Re: Why is it that Virgin can offer Gigabit Broadband at my address, but Sky can only offer 39 Mb/s

Posted by a Superuser, not a Sky employee. Find out more

@LesDragon wrote:

 

I lived in a small village just 6 miles away and had a broadband speed of 80 Mb/s download, 39 Mb/s upload. I was over 400 m from the nearest fibre hub, andrunning on a telephone line that was at least 40 years old.

 

I have moved to a small town on an estate built 40 years ago which had fibre installed 30 years ago.
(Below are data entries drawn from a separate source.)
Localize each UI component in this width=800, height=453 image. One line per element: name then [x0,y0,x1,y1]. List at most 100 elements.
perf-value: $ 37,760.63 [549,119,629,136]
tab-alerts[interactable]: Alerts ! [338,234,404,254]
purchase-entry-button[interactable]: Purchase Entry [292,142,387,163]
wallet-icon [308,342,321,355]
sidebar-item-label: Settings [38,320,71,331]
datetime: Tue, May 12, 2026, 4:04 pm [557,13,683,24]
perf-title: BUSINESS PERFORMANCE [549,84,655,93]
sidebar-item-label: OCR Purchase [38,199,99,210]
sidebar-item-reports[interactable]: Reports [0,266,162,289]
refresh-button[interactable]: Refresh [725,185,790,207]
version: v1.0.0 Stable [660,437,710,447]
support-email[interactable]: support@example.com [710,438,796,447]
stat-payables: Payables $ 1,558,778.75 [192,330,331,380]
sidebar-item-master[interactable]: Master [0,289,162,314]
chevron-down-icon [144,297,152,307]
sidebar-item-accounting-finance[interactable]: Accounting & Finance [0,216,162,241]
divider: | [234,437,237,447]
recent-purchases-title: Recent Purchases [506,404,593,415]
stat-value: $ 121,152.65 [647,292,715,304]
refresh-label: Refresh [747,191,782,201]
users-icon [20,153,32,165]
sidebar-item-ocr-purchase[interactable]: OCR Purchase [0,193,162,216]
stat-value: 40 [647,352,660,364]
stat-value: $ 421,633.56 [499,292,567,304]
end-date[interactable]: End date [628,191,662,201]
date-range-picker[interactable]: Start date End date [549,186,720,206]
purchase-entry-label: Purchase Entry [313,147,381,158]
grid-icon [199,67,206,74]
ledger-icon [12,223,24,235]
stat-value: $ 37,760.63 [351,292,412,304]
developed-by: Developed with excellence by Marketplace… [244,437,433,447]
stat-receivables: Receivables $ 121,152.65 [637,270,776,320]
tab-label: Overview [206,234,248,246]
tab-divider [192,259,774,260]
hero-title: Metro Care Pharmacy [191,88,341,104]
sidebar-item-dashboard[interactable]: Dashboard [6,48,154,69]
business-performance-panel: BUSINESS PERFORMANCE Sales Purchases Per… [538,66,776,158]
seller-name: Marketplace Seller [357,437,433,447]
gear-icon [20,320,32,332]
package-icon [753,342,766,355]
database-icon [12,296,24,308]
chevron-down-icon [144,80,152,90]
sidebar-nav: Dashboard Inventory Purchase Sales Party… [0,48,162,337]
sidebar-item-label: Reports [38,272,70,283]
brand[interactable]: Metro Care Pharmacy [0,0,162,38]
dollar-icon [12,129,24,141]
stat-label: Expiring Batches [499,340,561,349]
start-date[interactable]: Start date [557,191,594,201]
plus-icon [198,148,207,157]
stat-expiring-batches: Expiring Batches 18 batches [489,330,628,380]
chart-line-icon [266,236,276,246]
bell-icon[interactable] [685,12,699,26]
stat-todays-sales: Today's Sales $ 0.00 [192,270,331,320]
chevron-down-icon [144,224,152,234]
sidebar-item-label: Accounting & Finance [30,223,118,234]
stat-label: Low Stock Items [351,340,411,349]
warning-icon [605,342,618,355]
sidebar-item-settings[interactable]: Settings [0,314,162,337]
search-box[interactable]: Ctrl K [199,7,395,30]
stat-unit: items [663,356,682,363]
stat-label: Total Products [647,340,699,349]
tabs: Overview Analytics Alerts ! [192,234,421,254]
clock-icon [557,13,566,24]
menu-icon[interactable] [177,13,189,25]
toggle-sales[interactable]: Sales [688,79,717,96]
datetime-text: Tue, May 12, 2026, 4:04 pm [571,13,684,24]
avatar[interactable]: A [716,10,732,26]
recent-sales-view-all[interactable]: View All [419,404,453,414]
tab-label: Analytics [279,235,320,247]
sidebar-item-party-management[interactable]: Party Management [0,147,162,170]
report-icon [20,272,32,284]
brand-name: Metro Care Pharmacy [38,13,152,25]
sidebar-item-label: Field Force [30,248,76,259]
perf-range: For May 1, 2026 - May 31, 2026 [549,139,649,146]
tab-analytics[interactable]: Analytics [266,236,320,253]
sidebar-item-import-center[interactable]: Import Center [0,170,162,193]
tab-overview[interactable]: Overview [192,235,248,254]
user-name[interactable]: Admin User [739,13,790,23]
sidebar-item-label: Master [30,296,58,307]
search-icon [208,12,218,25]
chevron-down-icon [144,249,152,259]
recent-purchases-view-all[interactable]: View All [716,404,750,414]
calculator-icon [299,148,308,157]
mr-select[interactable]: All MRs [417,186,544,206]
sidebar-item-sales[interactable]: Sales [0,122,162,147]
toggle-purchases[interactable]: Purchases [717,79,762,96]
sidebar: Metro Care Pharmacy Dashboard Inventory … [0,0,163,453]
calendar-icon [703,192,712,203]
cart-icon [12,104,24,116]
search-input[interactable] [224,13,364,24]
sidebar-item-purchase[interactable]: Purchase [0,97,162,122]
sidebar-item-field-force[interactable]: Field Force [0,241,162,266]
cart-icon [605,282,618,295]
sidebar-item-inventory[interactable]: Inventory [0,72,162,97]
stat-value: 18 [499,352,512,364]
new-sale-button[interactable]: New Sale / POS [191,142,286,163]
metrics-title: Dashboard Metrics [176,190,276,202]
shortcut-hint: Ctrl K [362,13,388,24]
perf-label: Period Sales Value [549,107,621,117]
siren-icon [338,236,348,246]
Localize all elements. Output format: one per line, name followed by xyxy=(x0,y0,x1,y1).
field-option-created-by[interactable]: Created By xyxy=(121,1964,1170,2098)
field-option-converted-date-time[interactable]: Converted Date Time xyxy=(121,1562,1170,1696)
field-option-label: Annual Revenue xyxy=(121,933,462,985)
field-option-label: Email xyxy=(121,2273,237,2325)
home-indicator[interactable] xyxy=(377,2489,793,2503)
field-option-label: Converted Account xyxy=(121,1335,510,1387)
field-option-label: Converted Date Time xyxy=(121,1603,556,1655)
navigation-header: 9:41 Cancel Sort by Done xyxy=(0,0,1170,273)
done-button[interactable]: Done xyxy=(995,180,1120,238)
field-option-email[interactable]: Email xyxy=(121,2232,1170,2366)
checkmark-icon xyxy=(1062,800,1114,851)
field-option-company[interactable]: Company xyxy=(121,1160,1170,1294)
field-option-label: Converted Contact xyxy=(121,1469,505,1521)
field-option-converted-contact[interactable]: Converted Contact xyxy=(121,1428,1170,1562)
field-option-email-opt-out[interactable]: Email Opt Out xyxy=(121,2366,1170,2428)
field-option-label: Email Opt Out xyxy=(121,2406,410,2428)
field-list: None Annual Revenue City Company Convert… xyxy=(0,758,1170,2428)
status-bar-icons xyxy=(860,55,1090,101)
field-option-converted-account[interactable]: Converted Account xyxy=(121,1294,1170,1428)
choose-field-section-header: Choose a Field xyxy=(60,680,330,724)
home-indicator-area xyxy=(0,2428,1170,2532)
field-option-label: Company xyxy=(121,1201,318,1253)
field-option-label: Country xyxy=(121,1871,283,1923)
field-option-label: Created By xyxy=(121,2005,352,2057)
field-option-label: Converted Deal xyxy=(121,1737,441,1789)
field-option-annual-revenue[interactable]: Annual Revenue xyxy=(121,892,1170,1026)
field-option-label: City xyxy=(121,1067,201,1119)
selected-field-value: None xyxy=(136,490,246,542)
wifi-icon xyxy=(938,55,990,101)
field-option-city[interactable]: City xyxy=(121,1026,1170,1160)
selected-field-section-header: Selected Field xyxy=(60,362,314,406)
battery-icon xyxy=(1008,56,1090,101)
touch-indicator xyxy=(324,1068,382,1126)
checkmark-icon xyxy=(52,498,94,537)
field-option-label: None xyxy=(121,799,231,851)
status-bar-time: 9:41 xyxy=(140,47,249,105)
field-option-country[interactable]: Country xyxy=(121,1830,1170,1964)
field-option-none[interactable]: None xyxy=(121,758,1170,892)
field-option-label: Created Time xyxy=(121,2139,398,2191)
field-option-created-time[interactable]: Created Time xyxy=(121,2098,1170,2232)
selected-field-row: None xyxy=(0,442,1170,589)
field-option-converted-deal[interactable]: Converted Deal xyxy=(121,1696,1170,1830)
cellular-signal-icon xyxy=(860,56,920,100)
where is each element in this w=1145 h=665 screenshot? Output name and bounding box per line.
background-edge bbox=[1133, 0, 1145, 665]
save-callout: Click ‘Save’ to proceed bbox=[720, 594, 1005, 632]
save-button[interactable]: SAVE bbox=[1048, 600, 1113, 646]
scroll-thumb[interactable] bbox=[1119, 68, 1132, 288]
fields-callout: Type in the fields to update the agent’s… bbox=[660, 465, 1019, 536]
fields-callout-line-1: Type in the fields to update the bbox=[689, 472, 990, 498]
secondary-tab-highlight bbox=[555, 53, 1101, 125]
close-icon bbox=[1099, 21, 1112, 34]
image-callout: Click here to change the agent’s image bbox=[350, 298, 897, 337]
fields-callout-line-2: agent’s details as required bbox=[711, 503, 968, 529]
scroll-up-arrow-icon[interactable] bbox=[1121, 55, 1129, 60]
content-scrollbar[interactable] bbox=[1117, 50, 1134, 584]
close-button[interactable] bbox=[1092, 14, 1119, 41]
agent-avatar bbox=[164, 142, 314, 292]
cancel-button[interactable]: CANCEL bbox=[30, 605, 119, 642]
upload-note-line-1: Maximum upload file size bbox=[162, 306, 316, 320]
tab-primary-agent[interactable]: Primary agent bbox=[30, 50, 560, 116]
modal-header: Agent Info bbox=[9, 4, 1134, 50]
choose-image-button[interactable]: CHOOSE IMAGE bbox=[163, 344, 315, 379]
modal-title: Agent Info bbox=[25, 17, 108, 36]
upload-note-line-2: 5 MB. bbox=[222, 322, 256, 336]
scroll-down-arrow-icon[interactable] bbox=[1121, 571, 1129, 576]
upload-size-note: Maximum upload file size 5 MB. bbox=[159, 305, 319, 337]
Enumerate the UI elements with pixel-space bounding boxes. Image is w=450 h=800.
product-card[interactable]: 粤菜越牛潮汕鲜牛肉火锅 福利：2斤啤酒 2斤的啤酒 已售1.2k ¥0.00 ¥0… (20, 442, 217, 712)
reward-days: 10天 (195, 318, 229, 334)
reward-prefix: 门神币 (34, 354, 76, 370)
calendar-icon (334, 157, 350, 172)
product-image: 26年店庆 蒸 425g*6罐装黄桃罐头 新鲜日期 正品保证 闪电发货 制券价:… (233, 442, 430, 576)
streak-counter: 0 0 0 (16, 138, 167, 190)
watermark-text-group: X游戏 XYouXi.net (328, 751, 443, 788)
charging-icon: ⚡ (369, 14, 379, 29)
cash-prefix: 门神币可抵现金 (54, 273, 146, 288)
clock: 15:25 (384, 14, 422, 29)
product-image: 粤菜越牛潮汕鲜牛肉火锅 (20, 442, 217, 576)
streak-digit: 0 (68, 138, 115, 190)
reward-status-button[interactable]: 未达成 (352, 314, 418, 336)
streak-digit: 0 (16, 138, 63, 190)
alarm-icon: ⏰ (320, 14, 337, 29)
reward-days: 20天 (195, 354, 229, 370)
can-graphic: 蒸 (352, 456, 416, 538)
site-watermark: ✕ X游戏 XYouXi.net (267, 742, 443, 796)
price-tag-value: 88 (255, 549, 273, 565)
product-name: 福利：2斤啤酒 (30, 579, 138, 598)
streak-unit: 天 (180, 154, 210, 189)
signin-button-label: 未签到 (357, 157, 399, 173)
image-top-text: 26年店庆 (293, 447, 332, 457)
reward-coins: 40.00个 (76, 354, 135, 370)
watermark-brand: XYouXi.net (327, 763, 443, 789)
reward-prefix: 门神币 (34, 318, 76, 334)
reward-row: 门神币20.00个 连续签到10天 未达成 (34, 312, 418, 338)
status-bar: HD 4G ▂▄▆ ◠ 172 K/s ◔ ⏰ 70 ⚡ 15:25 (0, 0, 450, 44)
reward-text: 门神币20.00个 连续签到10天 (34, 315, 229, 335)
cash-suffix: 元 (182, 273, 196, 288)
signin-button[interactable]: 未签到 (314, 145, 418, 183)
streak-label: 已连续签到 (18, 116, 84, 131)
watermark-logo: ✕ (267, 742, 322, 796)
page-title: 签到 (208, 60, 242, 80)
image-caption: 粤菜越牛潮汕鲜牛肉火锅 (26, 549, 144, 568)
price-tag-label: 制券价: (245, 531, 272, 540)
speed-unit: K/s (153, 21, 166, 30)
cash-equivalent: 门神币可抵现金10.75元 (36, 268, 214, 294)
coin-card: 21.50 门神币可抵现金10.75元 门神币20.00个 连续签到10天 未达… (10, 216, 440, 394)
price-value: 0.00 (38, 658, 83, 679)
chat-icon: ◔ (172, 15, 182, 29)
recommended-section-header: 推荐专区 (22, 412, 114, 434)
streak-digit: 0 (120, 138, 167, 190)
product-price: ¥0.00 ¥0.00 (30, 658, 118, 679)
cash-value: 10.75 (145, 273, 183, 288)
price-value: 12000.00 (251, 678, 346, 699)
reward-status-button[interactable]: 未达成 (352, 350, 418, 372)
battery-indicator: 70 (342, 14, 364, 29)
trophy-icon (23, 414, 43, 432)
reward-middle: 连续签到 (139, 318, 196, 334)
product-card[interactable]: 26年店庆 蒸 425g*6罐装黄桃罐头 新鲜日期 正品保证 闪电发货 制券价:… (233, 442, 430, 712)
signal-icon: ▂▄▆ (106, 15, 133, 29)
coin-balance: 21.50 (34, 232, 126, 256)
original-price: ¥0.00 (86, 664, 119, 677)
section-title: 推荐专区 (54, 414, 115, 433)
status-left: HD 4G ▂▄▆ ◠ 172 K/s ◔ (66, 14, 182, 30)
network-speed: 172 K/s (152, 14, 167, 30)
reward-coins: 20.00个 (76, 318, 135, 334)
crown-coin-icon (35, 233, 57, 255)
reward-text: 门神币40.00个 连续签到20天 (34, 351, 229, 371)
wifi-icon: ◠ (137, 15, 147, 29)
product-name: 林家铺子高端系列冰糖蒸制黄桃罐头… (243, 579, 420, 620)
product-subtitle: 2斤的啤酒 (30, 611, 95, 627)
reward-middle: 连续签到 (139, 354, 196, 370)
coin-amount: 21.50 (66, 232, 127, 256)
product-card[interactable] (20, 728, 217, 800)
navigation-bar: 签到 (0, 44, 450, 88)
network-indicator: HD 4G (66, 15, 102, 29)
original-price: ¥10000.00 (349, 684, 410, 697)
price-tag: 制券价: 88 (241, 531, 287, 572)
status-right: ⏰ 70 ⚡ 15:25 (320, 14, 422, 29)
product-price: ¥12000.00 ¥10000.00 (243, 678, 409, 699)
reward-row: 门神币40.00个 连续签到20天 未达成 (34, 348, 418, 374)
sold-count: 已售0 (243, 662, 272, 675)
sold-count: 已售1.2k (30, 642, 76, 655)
My broadband speed here is 39 Mb/s download and 6.5 Mb/s upload.

 


 

Fibre To The Cabinet  has a very specific, fixed and predictable speed vs distance curve which is inherent to the technology and results from signal attenuation over the metallic portion of the circuit, as illustrated below.

 

In addition, having a 39Mbs inbound speed typically indicates either provisioning on 40/10 rather than 80/20 due to line characteristics ('handback speed') or the intervention of automated Openreach DLM as a result of signal instability.  It's very unlikely you had 39Mbs upload previously as that's not physically possible on FTTC: 80Mbs in and 20Mbs out is the best it can be, out to about 250 metres from the cabinet (excepting the use of experimental technology never deployed as standard).

 

As @cookiemonsteruk indicates, no ISP can offer anything close to gigabit over a 'phone line': that's just a matter of physics.  Virgin achieves its headline speeds by using its own private coaxial cable network with very local distribution nodes, while anything over 300Mbs 'Ultrafast' from all other ISPs is over optical fibre all the way to the subscription address, so bypassing the losses over copper that cripples FTTC (for 300Mbs and below, G.fast over very short copper runs to a fibre node is viable).  If your current estate 'had fibre installed 30 years ago' then I don't know what that would have been: Openreach FTTC dates from 2008 at the earliest.

 

Oh, and almost all domestic broadband (apart from some of the new dedicated full-fibre ISPs) is inherently hugely asymetric: on a nominally gigabit service the outbound speed will be 100Mbs at most (and actually considerably slower on Virgin than Openreach ISPs).  Faster outbound typically requires business-level provision: a gigabit symetrical 'leased line' over Openreach fibre for example will set you back several hundred pounds a month.